Sex does not live up to your expectations, for example, when you do not experience strong desire and arousal. The culprits for this may be low libido, monotony in intimate life, problems in communication with a partner and difficulties with sexual function.
Sex is constantly discussed, argued about, “rules” are made up for it, so we are all subject to the influence of stereotypes. Many people have clear ideas about what sex should be like, what it should feel like, and what the “normal” dynamics of sex life should be like in a long-term relationship. We feel like we should be on fire 24 hours a day, 7 days a week, and we get frustrated when we’re not.

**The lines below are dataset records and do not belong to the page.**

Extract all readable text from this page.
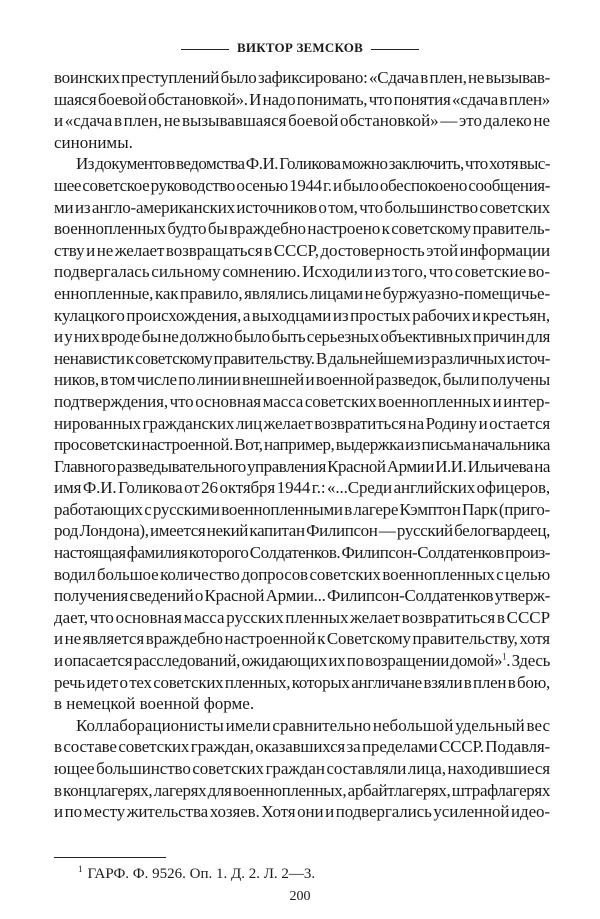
ВИКТОР ЗЕМСКОВ
воинских преступлений было зафиксировано: «Сдача в плен, не вызывав-
шаяся боевой обстановкой». И надо понимать, что понятия «сдача в плен»
и «сдача в плен, не вызывавшаяся боевой обстановкой» — это далеко не
синонимы.
Из документов ведомства Ф.И. Голикова можно заключить, что хотя выс-
шее советское руководство осенью 1944 г. и было обеспокоено сообщения-
ми из англо-американских источников о том, что большинство советских
военнопленных будто бы враждебно настроено к советскому правитель-
ству и не желает возвращаться в СССР, достоверность этой информации
подвергалась сильному сомнению. Исходили из того, что советские во-
еннопленные, как правило, являлись лицами не буржуазно-помещичье-
кулацкого происхождения, а выходцами из простых рабочих и крестьян,
и у них вроде бы не должно было быть серьезных объективных причин для
ненависти к советскому правительству. В дальнейшем из различных источ-
ников, в том числе по линии внешней и военной разведок, были получены
подтверждения, что основная масса советских военнопленных и интер-
нированных гражданских лиц желает возвратиться на Родину и остается
просоветски настроенной. Вот, например, выдержка из письма начальника
Главного разведывательного управления Красной Армии И.И. Ильичева на
имя Ф.И. Голикова от 26 октября 1944 г.: «...Среди английских офицеров,
работающих с русскими военнопленными в лагере Кэмптон Парк (приго-
род Лондона), имеется некий капитан Филипсон — русский белогвардеец,
настоящая фамилия которого Солдатенков. Филипсон-Солдатенков произ-
водил большое количество допросов советских военнопленных с целью
получения сведений о Красной Армии... Филипсон-Солдатенков утверж-
дает, что основная масса русских пленных желает возвратиться в СССР
и не является враждебно настроенной к Советскому правительству, хотя
и опасается расследований, ожидающих их по возращении домой»$^1$. Здесь
речь идет о тех советских пленных, которых англичане взяли в плен в бою,
в немецкой военной форме.
Коллаборационисты имели сравнительно небольшой удельный вес
в составе советских граждан, оказавшихся за пределами СССР. Подавля-
ющее большинство советских граждан составляли лица, находившиеся
в концлагерях, лагерях для военнопленных, арбайтлагерях, штрафлагерях
и по месту жительства хозяев. Хотя они и подвергались усиленной идео-
$^1$ ГАРФ. Ф. 9526. Оп. 1. Д. 2. Л. 2—3.
200
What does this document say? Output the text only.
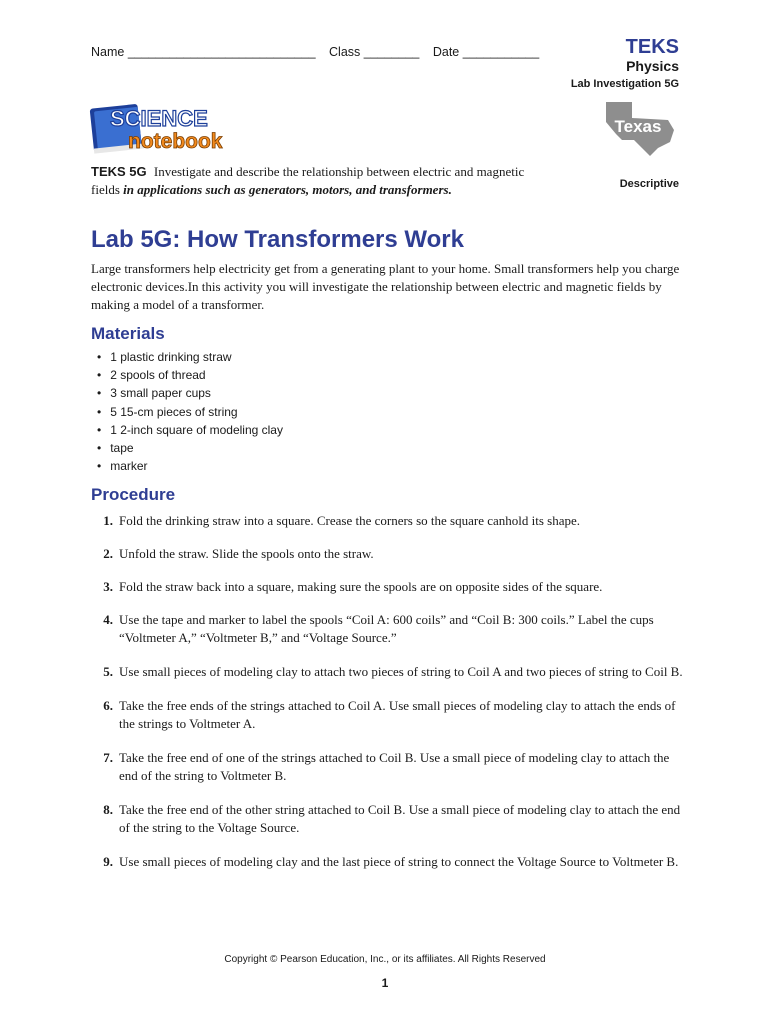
Name ___________________________ Class ________ Date ___________	TEKS
Physics
Lab Investigation 5G
SCIENCE
notebook
Texas
TEKS 5G Investigate and describe the relationship between electric and magnetic fields in applications such as generators, motors, and transformers.	Descriptive
Lab 5G: How Transformers Work

Large transformers help electricity get from a generating plant to your home. Small transformers help you charge electronic devices.In this activity you will investigate the relationship between electric and magnetic fields by making a model of a transformer.

Materials
• 1 plastic drinking straw
• 2 spools of thread
• 3 small paper cups
• 5 15-cm pieces of string
• 1 2-inch square of modeling clay
• tape
• marker
Procedure
1. Fold the drinking straw into a square. Crease the corners so the square canhold its shape.
2. Unfold the straw. Slide the spools onto the straw.
3. Fold the straw back into a square, making sure the spools are on opposite sides of the square.
4. Use the tape and marker to label the spools “Coil A: 600 coils” and “Coil B: 300 coils.” Label the cups “Voltmeter A,” “Voltmeter B,” and “Voltage Source.”
5. Use small pieces of modeling clay to attach two pieces of string to Coil A and two pieces of string to Coil B.
6. Take the free ends of the strings attached to Coil A. Use small pieces of modeling clay to attach the ends of the strings to Voltmeter A.
7. Take the free end of one of the strings attached to Coil B. Use a small piece of modeling clay to attach the end of the string to Voltmeter B.
8. Take the free end of the other string attached to Coil B. Use a small piece of modeling clay to attach the end of the string to the Voltage Source.
9. Use small pieces of modeling clay and the last piece of string to connect the Voltage Source to Voltmeter B.
Copyright © Pearson Education, Inc., or its affiliates. All Rights Reserved
1
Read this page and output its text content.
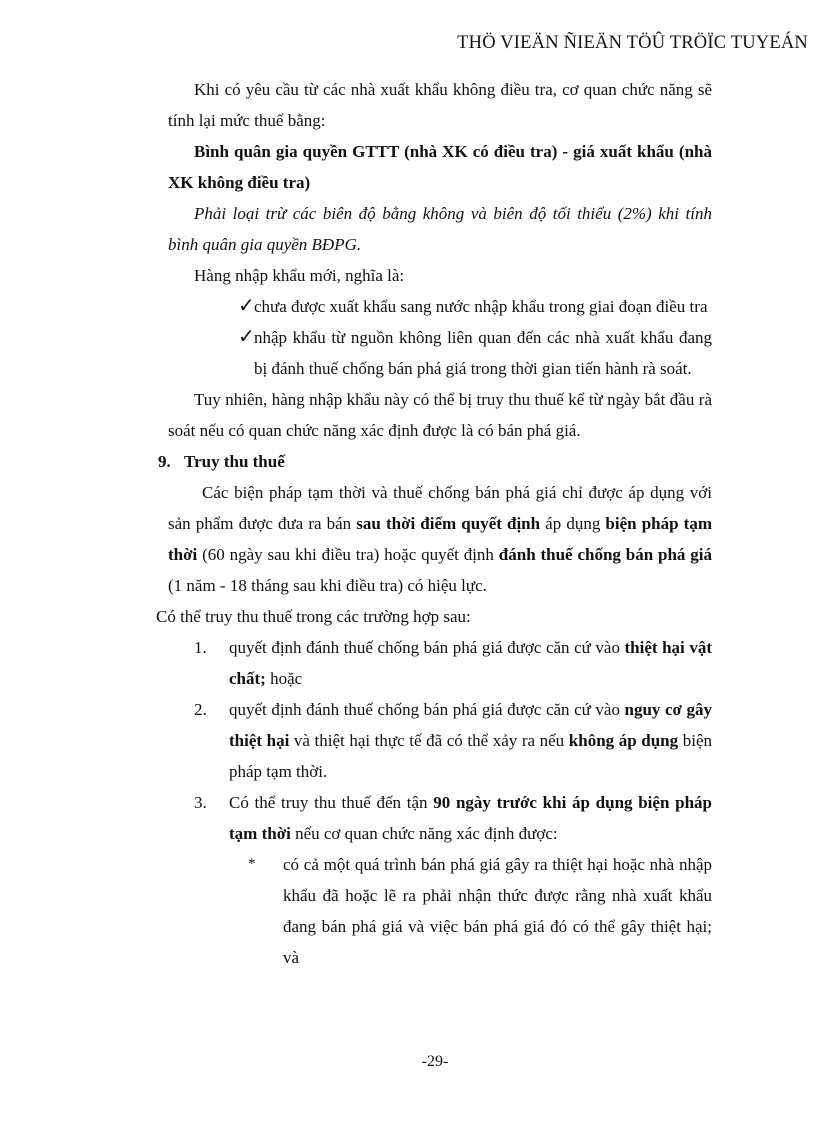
THÖ VIEÄN ÑIEÄN TÖÛ TRÖÏC TUYEÁN

Khi có yêu cầu từ các nhà xuất khẩu không điều tra, cơ quan chức năng sẽ tính lại mức thuế bằng:

Bình quân gia quyền GTTT (nhà XK có điều tra) - giá xuất khẩu (nhà XK không điều tra)

Phải loại trừ các biên độ bằng không và biên độ tối thiểu (2%) khi tính bình quân gia quyền BĐPG.

Hàng nhập khẩu mới, nghĩa là:

✓ chưa được xuất khẩu sang nước nhập khẩu trong giai đoạn điều tra
✓ nhập khẩu từ nguồn không liên quan đến các nhà xuất khẩu đang bị đánh thuế chống bán phá giá trong thời gian tiến hành rà soát.

Tuy nhiên, hàng nhập khẩu này có thể bị truy thu thuế kể từ ngày bắt đầu rà soát nếu có quan chức năng xác định được là có bán phá giá.

9. Truy thu thuế

Các biện pháp tạm thời và thuế chống bán phá giá chỉ được áp dụng với sản phẩm được đưa ra bán sau thời điểm quyết định áp dụng biện pháp tạm thời (60 ngày sau khi điều tra) hoặc quyết định đánh thuế chống bán phá giá (1 năm - 18 tháng sau khi điều tra) có hiệu lực.

Có thể truy thu thuế trong các trường hợp sau:

1. quyết định đánh thuế chống bán phá giá được căn cứ vào thiệt hại vật chất; hoặc
2. quyết định đánh thuế chống bán phá giá được căn cứ vào nguy cơ gây thiệt hại và thiệt hại thực tế đã có thể xảy ra nếu không áp dụng biện pháp tạm thời.
3. Có thể truy thu thuế đến tận 90 ngày trước khi áp dụng biện pháp tạm thời nếu cơ quan chức năng xác định được:
* có cả một quá trình bán phá giá gây ra thiệt hại hoặc nhà nhập khẩu đã hoặc lẽ ra phải nhận thức được rằng nhà xuất khẩu đang bán phá giá và việc bán phá giá đó có thể gây thiệt hại; và
-29-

“If your sex now looks more like fast food than gourmet dishes from an expensive restaurant, don’t be discouraged: from time to time this happens in all couples, regardless of the quality of your relationship,” recalls Lei Noren.
It is important to accept that intimacy cannot be amazing and stunning every time. And ordinary, unremarkable sex does not mean that there are any problems in your relationship.
2. You are prone to postcoital dysphoria
“If sex gives you great pleasure, but after it you still experience irritability, anxiety and frustration, it may be postcoital dysphoria,” explains Lei Noren. People affected by it often feel unhappy, sad and irritated even after great sex. They cry, their mood deteriorates, and this process cannot be controlled.
This disorder is still little studied by science, and its causes are not exactly known. Nevertheless, it is quite real: according to studies, about 4% of men and 2% of women suffer from it. Often it occurs against the background of psychological disorders – anxiety and depression.
“If unpleasant experiences regularly occur after sexual intercourse and this causes severe discomfort, it may be worth consulting with a sexologist,” Noren says.
3. At this point, you are emotionally defenseless.
Sometimes after sex, you can be both happy and sad at the same time. And there are reasons for this too. This happens if sex in your relationship has become a “rare guest.” In some couples, after a long life together, sexuality ceases to be a source of joy and turns into a means of manipulation.
“I heard a variety of stories from clients: one of the partners “punished” the other by refusing to have sex, or vice versa, “rewarded” him for fulfilling his requirements,” says Lei Noren. If such methods of manipulation are adopted in your couple, it is quite natural that one of the partners will feel a catch, even if he finally received the long-awaited caress.
“In other cases, sex life comes to naught simply due to a decrease in libido in one or both partners,” says Lei Noren. And when we get our portion of tenderness and passion after a “long diet”, we are sad, because we know that the next time will have to wait a very long time.
And at the same time, at the moment when, after many months or even years without sex, intimacy finally happens between you, long-forgotten feelings and experiences wake up inside you. You feel your sexuality again, and this gives you confidence and self-esteem. “You are reconnecting with your partner—and with yourself! You restore the lost connection between the soul and the body, and this gives you joy and energy. It is not surprising that such an experience causes strong emotional experiences, ”explains Lei Noren.
Sex can become a source of all sorts of feelings for us. Taking off clothes in the twilight of the bedroom, we at the same time expose our soul to our partner. And if you feel sad after sex, it may not really mean that it was bad. Rather, it signals your secret experiences and hopes.